There is some dissent regarding the proposal, of course. Some environmental and health representative say the limits don’t go far enough. John Robitaille, vice president of the Petroleum Association of Wyoming, has called the measures at best unnecessary and at worst detrimental to local economies. The Board is expected to vote on the proposal in a month.

Over in Montana, state lawmakers voiced their concerns with Washington state lawmakers over the fate of a Colstrip coal plant southeast of Billings. Although the plant is located in Montana, several Washington utilities own a portion of Colstrip. Since coal power is projected to become more expensive, Washington lawmakers are considering a shift toward cheaper energy sources, which could mean a partial shut-down of the plant, according to Montana Public Radio. Most of the Montana representatives were against the shut-down—with the exception of Jim Jensen of the Montana Environmental Information Center, who welcomed shutting down part of the plant. From MTPR:

Puget Sound Energy, the utility company in Washington that owns a big stake of the Colstrip coal-fired electricity plant in Montana is facing numerous challenges to keep it open. That’s what representatives of the company told Montana and Washington state lawmakers at a meeting Wednesday in Spokane.

Puget Sound Energy imports a lot of electricity from Colstrip, and Washington state regulators watch them closely to make sure they keep costs down. Company vice president Steve Secrist told lawmakers that the price of electricity from coal could go up significantly due to several factors, including new carbon dioxide limits proposed by the EPA in August.

“Second: Carbon Washington. This is the environmental group pushing to enact a carbon tax by citizen initiative. This proposal would establish a carbon tax of approximately $25 a ton.”

Washington’s governor is also talking about a cap on carbon emissions that could affect Colstrip. Washington regulators are studying how much it would cost to shut down and clean up Colstrip. If it’s cheaper to shut the plant down and buy electricity from other sources, hundreds of jobs at Colstrip could disappear.

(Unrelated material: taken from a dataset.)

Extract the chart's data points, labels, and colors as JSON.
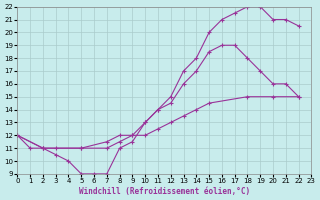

Finally, in Colorado, Xcel Energy Inc. is asking the state to approve testing of new batteries for renewable energy. The company, according to the Denver Business Journal, wants to add the batteries to its commercial grid at the planned Panasonic Enterprise Solutions Company development, located near Denver International Airport. Xcel also wants to install batteries in the Stapleton neighborhood. If Xcel gets the go-ahead, they could start running tests in 2016 or 2017, through to 2018. From the Journal:

“Our goal is to use these demonstration projects as a foundation for how to efficiently manage renewable energy on our Colorado system, and to continue to provide our customers with insight into the energy choices they want and value,” said David Eves, president of Public Service Co. of Colorado, Xcel’s subsidiary in the state.

Most people think of battery storage systems to provide back up power for solar power installations, but they can do more, Eves said.

Batteries can regulate voltage on distribution lines; they can increase the ability of the electric grid to use renewable generation; and they can store power produced when its cheap and release it when demand — and the cost of production — is high, he said.

Xcel (NYSE: XEL) filed its request to run the two tests Thursday with the Colorado Public Utilities Commission, which must sign off on the plan. The tests would be conducted via the utility’ Innovative Clean Technology program. The PUC has approved the program, but most also approve individual projects.

Test projects done under the program give Xcel the chance to see if new technologies can work in a commercial setting before being implemented on a wider scale, Eves said.

Each test will have different aims and parameters, with the hopes of demonstrating the batteries’ potential and Xcel’s ability to manage renewable energy generation and storage.